Уважали за то, что несмотря на запреты цензуры, он не скрывал своей любви к произведениям писателя Корсакова, некогда местной знаменитости, о которой с теплом отзывался сам Чехов, в Москву его звал, но тот в любимом Саратове оставался, чем все горожане очень гордились. Теперь же книги Корсакова были изъяты из публичных библиотек, и даже имя его предпочитали не упоминать. Только не Иван Никифорович. Этот запросто мог взять и наизусть прочитать на публике что-нибудь из неодобряемого писателя, какой-нибудь рассказ, отрывок, монолог.

Кроме того, Иван Никифорович состоял в очень хорошем приятельстве с тем самым поэтом Стриковым, сохранявшим дореволюционный облик, который выступал в свое время в клубе и которого бог знает почему не трогала советская власть. Где бы они ни появлялись, в какой бы разговор ни вступали, – всегда им сопутствовало особое трепетное уважение. Трепетное настолько, что стоило какому-нибудь незадачливому балагуру посмеяться над этой колоритной парочкой – маленьким Стриковым с розовой лысинкой и высоким Иваном Никифоровичем с великолепной шевелюрой, – шутника зашикивали, а иной раз аккуратно выталкивали подальше от своих любимчиков, чтобы можно было полностью сосредоточиться на рассуждениях этих двоих. И надо сказать, рассуждения эти сопровождались такой ясностью, отточенностью мысли, добрым юмором, что внимать им, к немалому огорчению беспомощных «оппонентов», становилось для слушателей истинным блаженством. Мало того, оба этих почтенных господина, снискавших на редкость благополучную по тем временам жизнь, находили и время, и силы интересоваться творчеством молодых дарований. Кстати, именно благодаря им Саратов узнал в свое время Костю Чащина.

И даже самые строгие идеологи спускали Ивану Никифоровичу все его художества, не задаваясь лишними вопросами. После нескольких его киноработ, где он сыграл красных профессоров, после того, как эти работы были отмечены наверху самым положительным образом, – какие могли быть вопросы?
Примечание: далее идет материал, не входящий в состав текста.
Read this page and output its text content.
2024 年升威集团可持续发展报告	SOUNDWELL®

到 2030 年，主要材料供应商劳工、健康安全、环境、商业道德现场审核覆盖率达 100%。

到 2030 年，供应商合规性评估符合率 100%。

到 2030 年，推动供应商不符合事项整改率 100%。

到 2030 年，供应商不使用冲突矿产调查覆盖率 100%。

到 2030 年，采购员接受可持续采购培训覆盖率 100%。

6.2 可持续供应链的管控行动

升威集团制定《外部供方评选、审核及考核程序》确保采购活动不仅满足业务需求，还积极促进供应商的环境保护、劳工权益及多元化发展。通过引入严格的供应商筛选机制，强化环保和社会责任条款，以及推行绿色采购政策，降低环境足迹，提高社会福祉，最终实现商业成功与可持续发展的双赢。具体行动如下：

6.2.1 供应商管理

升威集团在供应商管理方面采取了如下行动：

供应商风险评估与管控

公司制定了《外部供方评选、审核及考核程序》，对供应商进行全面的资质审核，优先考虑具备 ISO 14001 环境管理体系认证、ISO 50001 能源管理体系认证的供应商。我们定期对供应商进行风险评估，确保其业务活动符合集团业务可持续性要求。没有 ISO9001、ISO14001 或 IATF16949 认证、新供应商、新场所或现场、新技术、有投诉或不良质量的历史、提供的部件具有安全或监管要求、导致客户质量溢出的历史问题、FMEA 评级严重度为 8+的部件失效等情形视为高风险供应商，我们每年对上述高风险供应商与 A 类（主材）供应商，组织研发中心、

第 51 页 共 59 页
И вот этот-то Иван Никифорович однажды сам представился Полине, о которой узнал от заводских «актеров». Разговор по началу несколько напугал Полину. Неприятно ей было, что ее вот так, напрямую «привязывают» к театру, не понравилось, что чуть ли ни с первых слов, почтенный Иван Никифорович попросил прочитать что-нибудь из любимого. Но отказывать этому «властителю и дум, и душ» было бы дурным ломанием, и она, смирившись, прочитала первое что пришло в голову – что-то из детского, короткое и простое, после чего выразила надежду, что на этом ее мучения закончатся.

– Думаю, они только начинаются, – возразил Иван Никифорович.

Позже он еще несколько раз заходил на завод, беседовал с другими «актерами» и с теми, «кому интересно». Но уже скоро стало очевидно, что его профессиональный взгляд нацелился именно на Полю. И вскоре ощущение это подтвердилось, – на имя заводского правления пришла рекомендация направить Можаеву Полину Васильевну на учебу в театральное училище[70].

И правление согласилось. Возможно, с его высокой стороны это была дань моде или авторитету самого Ивана Никифоровича. В любом случае, Поля чувствовала себя отвратительно как никогда. Делать свой выбор, пусть и странный, можно сказать, случайный, и следовать ему еще куда ни шло: сам выбрал – сам живи. Но заниматься тем, к чему тебя обязывают вопреки желанию, – вот что действительно возмущало Полю. Она и к начальству ходила с просьбой оставить все как есть, и к седогривому Ивану Никифоровичу в Театральное – отговорить его пыталась, потому что ни желания, ни артистизма в себе не чувствовала.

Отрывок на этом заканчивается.